Afin de faciliter ces opérations, la municipalité a pris certaines libertés avec la réglementation et avec les attentes des Arcachonnais, et, récemment, trois projets (lotissement Elysée-Reclus, vente de la Maison Universelle, permis CFA) ont fait l’objet de plaintes devant la justice, la mairie ayant été déboutée pour deux d’entre eux. Deux projets plus anciens, le POA et le grand hôtel de Peyneau, relèvent du même objectif : lancés en 2010, leur exécution n’a pas encore été engagée du fait de très nombreux recours déposés devant le TA de Bordeaux. Enfin la vente en 2012 d’un terrain à un promoteur, la COGEDIM, pour un prix ferme de 9,5 M€ s’est terminée par le versement de seulement 8 M€ du fait d’artifices dans les conditions de vente, ce qui a permis au promoteur d’économiser 1,5 M€ au détriment d’Arcachon.
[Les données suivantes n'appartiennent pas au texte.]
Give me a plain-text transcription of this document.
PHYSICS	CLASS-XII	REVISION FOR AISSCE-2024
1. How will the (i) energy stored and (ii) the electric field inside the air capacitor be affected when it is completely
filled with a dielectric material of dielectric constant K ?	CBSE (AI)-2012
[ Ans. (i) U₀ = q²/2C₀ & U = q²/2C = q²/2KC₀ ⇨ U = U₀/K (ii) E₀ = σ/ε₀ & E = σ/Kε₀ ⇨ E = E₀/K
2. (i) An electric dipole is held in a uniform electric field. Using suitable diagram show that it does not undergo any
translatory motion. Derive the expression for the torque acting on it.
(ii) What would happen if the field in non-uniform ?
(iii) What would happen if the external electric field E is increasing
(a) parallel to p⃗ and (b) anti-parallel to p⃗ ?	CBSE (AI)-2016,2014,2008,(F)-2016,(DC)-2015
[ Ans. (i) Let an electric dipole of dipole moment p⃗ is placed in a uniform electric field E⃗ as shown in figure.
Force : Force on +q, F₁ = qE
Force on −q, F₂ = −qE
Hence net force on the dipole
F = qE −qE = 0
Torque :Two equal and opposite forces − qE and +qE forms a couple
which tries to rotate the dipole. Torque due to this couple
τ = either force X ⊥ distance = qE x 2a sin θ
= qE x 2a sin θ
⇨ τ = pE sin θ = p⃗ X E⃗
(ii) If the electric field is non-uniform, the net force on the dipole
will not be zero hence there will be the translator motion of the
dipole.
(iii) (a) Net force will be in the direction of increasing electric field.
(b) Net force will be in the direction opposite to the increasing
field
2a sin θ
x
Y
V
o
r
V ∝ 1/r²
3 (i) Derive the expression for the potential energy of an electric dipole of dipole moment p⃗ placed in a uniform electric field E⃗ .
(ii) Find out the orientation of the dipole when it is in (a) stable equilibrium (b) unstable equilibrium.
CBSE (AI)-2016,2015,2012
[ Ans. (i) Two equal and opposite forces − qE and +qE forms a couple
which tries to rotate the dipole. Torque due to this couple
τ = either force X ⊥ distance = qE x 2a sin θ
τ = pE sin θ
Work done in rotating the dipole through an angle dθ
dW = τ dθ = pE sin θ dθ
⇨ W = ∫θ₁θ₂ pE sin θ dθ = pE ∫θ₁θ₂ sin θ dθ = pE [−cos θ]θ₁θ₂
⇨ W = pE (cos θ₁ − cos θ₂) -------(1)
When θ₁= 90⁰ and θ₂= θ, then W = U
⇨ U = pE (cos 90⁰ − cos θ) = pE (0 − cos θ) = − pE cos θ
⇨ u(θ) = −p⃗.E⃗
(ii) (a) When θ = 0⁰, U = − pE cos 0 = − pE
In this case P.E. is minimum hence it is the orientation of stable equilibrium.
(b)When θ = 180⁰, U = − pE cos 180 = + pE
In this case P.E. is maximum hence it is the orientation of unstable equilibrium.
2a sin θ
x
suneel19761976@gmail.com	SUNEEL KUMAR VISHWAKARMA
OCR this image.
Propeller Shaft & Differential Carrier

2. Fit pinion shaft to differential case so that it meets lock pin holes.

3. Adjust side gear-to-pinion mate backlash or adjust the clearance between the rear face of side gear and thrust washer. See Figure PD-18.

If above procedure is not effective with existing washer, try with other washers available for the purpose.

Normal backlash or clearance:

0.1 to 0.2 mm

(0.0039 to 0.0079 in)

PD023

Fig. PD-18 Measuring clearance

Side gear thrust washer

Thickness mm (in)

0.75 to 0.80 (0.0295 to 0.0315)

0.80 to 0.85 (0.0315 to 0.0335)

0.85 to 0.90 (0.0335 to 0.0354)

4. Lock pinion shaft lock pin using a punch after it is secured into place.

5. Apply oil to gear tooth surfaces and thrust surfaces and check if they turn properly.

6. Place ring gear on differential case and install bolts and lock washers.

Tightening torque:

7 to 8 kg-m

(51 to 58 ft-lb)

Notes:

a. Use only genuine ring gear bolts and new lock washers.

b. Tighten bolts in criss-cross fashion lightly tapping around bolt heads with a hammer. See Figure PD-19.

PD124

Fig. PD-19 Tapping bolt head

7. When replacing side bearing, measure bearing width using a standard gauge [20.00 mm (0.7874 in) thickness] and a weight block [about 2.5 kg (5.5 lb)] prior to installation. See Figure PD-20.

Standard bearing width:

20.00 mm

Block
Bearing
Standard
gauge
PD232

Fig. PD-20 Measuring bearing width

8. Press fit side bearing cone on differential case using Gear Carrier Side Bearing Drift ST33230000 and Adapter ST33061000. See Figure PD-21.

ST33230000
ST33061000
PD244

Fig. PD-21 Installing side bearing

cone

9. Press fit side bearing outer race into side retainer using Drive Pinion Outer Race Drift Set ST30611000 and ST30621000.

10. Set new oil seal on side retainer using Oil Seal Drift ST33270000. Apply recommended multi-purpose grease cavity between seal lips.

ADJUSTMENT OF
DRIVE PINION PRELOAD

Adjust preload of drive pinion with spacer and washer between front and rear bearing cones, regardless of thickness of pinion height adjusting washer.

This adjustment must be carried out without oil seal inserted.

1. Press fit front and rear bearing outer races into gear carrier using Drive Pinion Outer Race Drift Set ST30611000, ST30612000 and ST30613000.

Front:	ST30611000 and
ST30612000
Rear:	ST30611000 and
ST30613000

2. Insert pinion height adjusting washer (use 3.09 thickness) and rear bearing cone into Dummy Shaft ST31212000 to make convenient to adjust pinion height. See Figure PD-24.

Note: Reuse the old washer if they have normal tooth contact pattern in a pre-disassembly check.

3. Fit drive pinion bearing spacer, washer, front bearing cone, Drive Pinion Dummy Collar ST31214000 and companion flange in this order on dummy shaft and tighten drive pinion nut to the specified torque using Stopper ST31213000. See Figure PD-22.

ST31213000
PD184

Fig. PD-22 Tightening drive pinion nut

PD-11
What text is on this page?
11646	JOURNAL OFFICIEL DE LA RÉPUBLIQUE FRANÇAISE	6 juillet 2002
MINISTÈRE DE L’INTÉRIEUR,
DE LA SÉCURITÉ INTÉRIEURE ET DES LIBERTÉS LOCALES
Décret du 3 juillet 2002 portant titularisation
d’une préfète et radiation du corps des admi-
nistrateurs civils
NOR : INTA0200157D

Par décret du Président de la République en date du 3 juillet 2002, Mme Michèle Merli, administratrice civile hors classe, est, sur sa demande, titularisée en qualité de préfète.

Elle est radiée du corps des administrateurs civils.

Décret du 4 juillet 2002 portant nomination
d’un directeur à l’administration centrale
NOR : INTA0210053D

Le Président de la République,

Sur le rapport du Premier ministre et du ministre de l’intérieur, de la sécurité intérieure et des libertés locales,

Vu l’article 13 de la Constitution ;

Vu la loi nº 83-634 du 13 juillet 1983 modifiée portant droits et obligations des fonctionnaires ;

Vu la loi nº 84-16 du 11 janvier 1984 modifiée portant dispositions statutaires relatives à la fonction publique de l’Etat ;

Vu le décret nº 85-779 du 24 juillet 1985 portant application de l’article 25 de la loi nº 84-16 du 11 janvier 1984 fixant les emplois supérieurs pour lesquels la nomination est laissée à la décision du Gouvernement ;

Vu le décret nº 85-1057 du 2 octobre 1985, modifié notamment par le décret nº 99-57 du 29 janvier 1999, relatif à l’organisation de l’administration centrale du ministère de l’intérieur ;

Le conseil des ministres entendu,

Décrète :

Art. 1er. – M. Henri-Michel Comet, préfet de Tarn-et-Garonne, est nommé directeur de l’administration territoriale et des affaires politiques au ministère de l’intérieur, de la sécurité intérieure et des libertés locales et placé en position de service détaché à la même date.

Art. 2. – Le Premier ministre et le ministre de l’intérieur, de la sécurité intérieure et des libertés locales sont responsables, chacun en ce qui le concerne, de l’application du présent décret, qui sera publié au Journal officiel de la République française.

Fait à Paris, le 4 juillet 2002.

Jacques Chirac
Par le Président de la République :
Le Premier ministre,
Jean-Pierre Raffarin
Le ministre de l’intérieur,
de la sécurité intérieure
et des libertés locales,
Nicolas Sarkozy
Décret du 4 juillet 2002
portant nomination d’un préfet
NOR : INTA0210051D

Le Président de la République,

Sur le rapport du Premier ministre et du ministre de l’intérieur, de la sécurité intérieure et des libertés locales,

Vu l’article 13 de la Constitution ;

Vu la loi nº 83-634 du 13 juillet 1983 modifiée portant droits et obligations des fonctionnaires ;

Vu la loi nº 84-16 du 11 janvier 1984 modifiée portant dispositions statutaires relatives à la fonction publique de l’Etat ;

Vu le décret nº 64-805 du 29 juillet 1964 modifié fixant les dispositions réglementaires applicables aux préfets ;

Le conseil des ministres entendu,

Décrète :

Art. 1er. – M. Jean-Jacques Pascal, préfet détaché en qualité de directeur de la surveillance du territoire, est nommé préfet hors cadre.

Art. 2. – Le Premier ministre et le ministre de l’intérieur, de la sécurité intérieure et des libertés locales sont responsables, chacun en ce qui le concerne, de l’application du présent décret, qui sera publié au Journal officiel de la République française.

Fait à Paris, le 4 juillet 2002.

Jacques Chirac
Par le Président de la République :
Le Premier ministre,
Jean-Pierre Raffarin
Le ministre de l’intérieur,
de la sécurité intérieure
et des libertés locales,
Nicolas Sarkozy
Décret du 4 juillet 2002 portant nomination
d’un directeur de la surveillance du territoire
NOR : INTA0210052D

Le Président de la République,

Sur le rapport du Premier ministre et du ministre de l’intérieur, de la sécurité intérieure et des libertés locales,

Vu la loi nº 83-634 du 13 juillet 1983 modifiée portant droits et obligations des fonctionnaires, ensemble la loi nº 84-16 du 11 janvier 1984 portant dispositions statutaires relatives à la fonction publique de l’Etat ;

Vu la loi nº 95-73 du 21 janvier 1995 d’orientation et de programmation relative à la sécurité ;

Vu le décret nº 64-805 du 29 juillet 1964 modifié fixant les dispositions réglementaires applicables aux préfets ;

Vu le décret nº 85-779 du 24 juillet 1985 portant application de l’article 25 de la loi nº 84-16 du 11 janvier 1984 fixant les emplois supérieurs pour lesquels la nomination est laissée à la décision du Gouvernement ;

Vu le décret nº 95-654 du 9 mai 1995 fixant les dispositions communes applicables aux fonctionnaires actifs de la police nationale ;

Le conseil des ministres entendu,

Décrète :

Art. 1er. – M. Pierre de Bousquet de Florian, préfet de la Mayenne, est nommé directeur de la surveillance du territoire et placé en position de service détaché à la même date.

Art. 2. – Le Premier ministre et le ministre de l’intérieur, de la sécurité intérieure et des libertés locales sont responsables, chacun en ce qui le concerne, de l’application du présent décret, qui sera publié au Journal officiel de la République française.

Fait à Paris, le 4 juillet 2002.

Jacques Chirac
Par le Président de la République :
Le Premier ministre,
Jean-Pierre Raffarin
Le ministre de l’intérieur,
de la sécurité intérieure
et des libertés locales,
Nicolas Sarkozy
Ces opérations immobilières ont toutes la même explication : le besoin de financement de grands projets d’urbanisme certes utiles mais surdimensionnés ou trop luxueux (mairie), menés dans des conditions financières discutables (PPP) et justifiés au moins autant par des considérations électorales (réélection) que par l’intérêt de la commune et des Arcachonnais. Les nombreux chantiers qui encombrent actuellement nos rues et qui doivent impérativement être terminés avant mars 2020, en sont la preuve.
La vente des terrains procure des ressources immédiates mais non renouvelables, et les taxes sur les locaux et logements des ressources permanentes, quelle que soit l’occupation du logement (résidence principale ou secondaire).
Les conséquences négatives de cet activisme immobilier sont nombreuses et importantes :
– Ces très nombreuses ventes ont considérablement réduit le patrimoine de la commune, ce qui diminue les possibilités d’action future ;
– L’augmentation des droits à construire a entrainé une forte augmentation du prix des terrains et donc du prix des logements ce qui ne permet plus à ceux qui travaillent à Arcachon d’y loger et les contraint à habiter loin de leur lieu de travail ;
– Le nombre de logements utilisés en résidence secondaire a explosé, leur taux dépasse 60 %, ce qui entraine une stagnation du nombre d’habitants permanents (commune peu animée en période creuse) et une surpopulation en période estivale avec tous les inconvénients qui en résultent.
Ces conséquences négatives commencent à apparaitre et rétablir une situation plus normale et plus équilibrée sera long et difficile, il est donc nécessaire et urgent qu’une autre politique radicalement différente soit mise en œuvre.